We were sitting at the kitchen table, having a council of war. The children were in bed.

Grant spread mustard thoughtfully on a cracker, and sprinkled sugar over the top. "If we had the light on inside the office, and people could see that someone was up, then they wouldn't have to worry that they'd be getting anyone out of bed, and they wouldn't be afraid to come in."

He crunched his cracker, while I watched with the horrified fascination his strange tastes still inspired in me, even after six years.

"I'm going to stay up tonight," he announced. "I'll sit in the doorway or walk around just outside the office door where they can't help seeing me, and I'll bet a horned toad I can bring us in three or four extra customers!"

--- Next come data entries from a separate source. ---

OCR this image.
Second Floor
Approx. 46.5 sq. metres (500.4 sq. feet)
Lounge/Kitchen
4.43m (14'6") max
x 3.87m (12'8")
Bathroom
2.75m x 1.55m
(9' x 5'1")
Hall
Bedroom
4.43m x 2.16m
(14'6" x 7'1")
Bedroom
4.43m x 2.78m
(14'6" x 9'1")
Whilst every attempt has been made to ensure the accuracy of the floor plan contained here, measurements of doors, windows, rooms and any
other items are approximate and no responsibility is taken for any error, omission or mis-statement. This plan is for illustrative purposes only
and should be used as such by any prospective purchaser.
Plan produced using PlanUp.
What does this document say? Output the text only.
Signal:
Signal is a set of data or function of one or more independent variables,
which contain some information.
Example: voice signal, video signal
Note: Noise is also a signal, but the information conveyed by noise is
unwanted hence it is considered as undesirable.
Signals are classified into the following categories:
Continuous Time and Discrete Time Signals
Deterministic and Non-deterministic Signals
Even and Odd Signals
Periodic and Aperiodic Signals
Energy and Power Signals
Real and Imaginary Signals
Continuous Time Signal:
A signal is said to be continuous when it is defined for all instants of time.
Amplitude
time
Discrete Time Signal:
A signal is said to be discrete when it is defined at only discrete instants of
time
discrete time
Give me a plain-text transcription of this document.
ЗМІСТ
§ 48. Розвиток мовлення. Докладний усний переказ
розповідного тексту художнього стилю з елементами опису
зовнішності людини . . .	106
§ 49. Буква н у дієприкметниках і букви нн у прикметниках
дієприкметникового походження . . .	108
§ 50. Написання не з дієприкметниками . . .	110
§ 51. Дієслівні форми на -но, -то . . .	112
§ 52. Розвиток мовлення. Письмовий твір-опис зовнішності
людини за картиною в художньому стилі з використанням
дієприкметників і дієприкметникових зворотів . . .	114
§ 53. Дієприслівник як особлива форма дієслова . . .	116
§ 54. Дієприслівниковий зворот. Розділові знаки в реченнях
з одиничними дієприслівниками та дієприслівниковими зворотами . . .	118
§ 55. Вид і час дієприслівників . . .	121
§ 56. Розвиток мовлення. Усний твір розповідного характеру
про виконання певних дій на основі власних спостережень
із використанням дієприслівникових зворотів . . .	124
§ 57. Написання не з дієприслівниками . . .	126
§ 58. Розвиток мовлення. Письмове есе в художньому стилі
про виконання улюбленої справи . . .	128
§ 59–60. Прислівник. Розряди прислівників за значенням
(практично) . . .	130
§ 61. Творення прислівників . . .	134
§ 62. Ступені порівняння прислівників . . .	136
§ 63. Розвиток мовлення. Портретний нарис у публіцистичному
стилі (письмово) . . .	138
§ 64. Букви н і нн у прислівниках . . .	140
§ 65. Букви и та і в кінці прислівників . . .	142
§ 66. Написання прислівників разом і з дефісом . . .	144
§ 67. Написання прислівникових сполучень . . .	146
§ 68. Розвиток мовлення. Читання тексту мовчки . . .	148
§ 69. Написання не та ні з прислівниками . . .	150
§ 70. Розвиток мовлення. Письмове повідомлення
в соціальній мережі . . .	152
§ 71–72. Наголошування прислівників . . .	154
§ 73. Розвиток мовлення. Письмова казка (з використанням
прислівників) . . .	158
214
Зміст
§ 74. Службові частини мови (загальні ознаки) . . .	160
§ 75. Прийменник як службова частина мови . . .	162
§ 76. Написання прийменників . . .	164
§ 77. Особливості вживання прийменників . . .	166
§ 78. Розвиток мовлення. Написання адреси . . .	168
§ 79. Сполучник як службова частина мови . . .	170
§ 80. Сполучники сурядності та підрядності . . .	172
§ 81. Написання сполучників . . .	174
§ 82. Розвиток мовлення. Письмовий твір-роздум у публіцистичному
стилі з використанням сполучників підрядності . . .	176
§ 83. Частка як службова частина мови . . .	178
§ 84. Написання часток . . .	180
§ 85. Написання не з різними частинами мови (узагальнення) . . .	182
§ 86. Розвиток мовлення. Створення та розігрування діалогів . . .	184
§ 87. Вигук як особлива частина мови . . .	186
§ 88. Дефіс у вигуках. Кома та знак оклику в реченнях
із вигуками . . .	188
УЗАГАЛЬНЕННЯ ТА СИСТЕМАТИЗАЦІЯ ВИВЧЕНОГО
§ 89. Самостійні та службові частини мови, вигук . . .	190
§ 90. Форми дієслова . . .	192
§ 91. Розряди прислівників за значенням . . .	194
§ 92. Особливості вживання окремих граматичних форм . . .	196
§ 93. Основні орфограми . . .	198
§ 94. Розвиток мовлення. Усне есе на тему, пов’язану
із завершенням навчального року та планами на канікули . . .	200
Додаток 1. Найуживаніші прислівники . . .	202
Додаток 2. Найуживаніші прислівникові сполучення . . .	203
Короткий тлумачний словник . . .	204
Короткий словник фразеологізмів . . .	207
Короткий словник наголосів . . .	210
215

And he did. His theory had been correct; people who hesitated about selecting a motel after midnight, who hated to rouse anyone from bed, came to our motel like flies to a dish of honey when they saw that our inside lights were on and there was someone up and moving about.

Grant kept that up for three nights, sleeping from dawn until it was time to go to work, and sleeping again from the time he got home until about ten o'clock. And for those three nights we averaged fifteen dollars more per night than our average for the previous nights had been. Our motel was catching at least ninety per cent of the late travelers who stopped on the east side of the business district. (During his night vigils, Grant saw what a small percentage of them went into any of the other motels around us.)

Of course, Grant couldn't keep that up, though. He was earning less than fifteen dollars a day digging trenches for the contractor; obviously, then, since he could do only one, the most sensible course would be for him to quit his job, sleep days, and spend the night pulling customers in off the highway.

So he quit his job, and began to stay up every night, sleeping seven or eight hours during the day. That left him time to help me clean the cabins, and to do the watering. Business continued substantially better, and life began to look brighter. We were afraid that neighboring motel owners, suffering from the slump as we had done, would imitate our methods and so distribute the customers more evenly and more thinly. But perhaps they never realized what we were doing; the weeks slipped past, and still Grant was the only one up during the tiny hours; and our motel continued to get more night business than all the others put together.

Grant was still as full as ever of good ideas. The walls of the showers in two of the cabins were beginning to get moldy, and even after he had scraped off the mold and painted them with a special damp-resistant paint, there was a faintly musty smell lingering in those cabins.

He took a bottle of my perfume and put a little on the back of each chair and on the drapes. Although the perfume didn't obliterate the musty odor, it blended with it--as Grant had hoped it would--so that the result was far from unpleasant. We tested the scent by going out of the cabins and coming back into them from the fresh air outside after a few minutes. The cabins had a faint, warmly sweet fragrance. Grant touched them up with additional drops of perfume for a few days until the musty odor wore off.